Sometimes, regardless of initial performance, you have to evaluate talent and put that talent in the best situation to succeed. For once, the Yankees have done that with Volpe, and it helps the rest of the lineup balance out nicely. LeMahieu, rather than being relied on up top to get on base, can drive runs in batting 5th, and Torres can either bat in the top of the order, or when everyone is healthy, add real depth to the bottom half of the order.
Volpe has proven that the Yankees can ask him to shoulder a load; nothing in his profile gives me pause about the Yankees giving him more responsibility early in his career.
Steve asks: What do you think about all of the playing time IKF is getting in CF?
I wish Bader was healthy so we could see less of IKF in the lineup, but if IKF is going to play, I actually think CF is his best position. I know that IKF has only played CF since Spring Training, but he appears to be a natural out there, and the early stats prove as much.

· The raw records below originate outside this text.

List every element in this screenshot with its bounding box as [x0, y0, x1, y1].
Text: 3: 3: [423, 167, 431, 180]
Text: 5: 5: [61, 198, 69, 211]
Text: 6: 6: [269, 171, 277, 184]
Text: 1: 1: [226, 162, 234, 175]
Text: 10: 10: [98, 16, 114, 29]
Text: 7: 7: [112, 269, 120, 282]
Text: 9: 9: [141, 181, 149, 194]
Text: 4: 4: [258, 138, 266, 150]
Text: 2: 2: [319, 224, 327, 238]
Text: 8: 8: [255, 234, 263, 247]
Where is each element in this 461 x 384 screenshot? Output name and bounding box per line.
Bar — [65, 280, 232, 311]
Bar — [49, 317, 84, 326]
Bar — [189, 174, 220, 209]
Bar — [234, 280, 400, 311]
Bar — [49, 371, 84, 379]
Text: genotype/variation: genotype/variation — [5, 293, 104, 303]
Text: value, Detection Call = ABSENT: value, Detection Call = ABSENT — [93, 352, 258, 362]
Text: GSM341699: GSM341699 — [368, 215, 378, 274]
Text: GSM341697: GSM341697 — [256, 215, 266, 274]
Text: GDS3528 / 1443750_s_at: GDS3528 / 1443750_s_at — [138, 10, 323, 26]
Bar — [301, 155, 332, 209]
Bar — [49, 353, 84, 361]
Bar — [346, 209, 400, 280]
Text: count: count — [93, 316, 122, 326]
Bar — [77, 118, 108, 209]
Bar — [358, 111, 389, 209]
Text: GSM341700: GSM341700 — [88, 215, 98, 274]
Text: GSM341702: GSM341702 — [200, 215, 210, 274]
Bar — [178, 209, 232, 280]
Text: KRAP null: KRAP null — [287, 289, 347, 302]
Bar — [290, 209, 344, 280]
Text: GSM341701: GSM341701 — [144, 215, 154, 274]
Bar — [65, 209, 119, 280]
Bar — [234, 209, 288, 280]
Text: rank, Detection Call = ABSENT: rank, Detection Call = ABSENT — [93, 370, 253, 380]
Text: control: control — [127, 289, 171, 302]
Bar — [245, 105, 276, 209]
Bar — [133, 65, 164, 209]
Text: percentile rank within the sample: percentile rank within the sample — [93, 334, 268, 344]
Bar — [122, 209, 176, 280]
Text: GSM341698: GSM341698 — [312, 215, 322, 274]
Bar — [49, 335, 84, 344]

IKF has been brutal at 3B in a super small sample size, but Statcast credits him with 1 OAA and 3% Success Rate Added as a centerfielder. That matches my eye test. Additionally, IKF has already beaten his previous MLB-high for arm strength, throwing a ball 87.5 MPH, which is solid for someone in CF. CF gives a player more time to gather and load on a throw, something that IKF needs, and I think the position allows him to maximize whatever arm strength he has and utilizes his athleticism well.
I really don't see the point of playing IKF at 3B right now (or anywhere else on the infield, for that matter), given that the Yankees should do everything they can to see if the combination of Peraza, Cabrera, and DJ LeMahieu can be the answer there, allowing them to DFA Donaldson (probably a pipe dream, but a guy can dream, right?).
When Bader is healthy, I think IKF is a fine backup centerfielder who can put the bat on the ball at the bottom of the order, pinch run, or spell multiple infield positions in a pinch. That's a great role for him when everyone else gets healthy, and I think the only reason he's playing this much now is that the Yankees are so banged up.
Mike asks: The starting rotation outside of Nestor Cortes and Gerrit Cole has not been good, with the exception of two good starts from Jhony Brito. How would you handle the rotation going forward?
Options for the rotation have dwindled here in the early offing. Matt Krook and Deivi Garcia have been used out of the bullpen almost exclusively at Scranton (and both have been excellent generally, I might add), Randy Vasquez continues to be maddeningly inconsistent, though he still flashes the ability to be a good starter, Mitch Spence has been awful, and I don't think Clayton Beeter could be expected to work more than once through a batting order, as good as his stuff is.
So right now...I think the Yankees are stuck with what they have. I believe in Brito, and think he just needs to make an adjustment or two. Domingo German is who he is, and I don't see that changing.
The wildcard is Clarke Schmidt. If he can prove to be a 5-and-dive guy, who pitches well in those 5 innings, I think this rotation looks much more formidable until Rodon and Sevy return. I am skeptical of Schmidt's ability to start; always have been, and nothing I've seen thus far is moving me off of that opinion. However, maybe he can catch lightning in a bottle for a month or two, before the Yankees hopefully move him back to the bullpen. Without a depth move, the Yankees are stuck with the guys they have right now, which could be worse, but I think we are all hoping for better performances from Schmidt and Brito moving forward.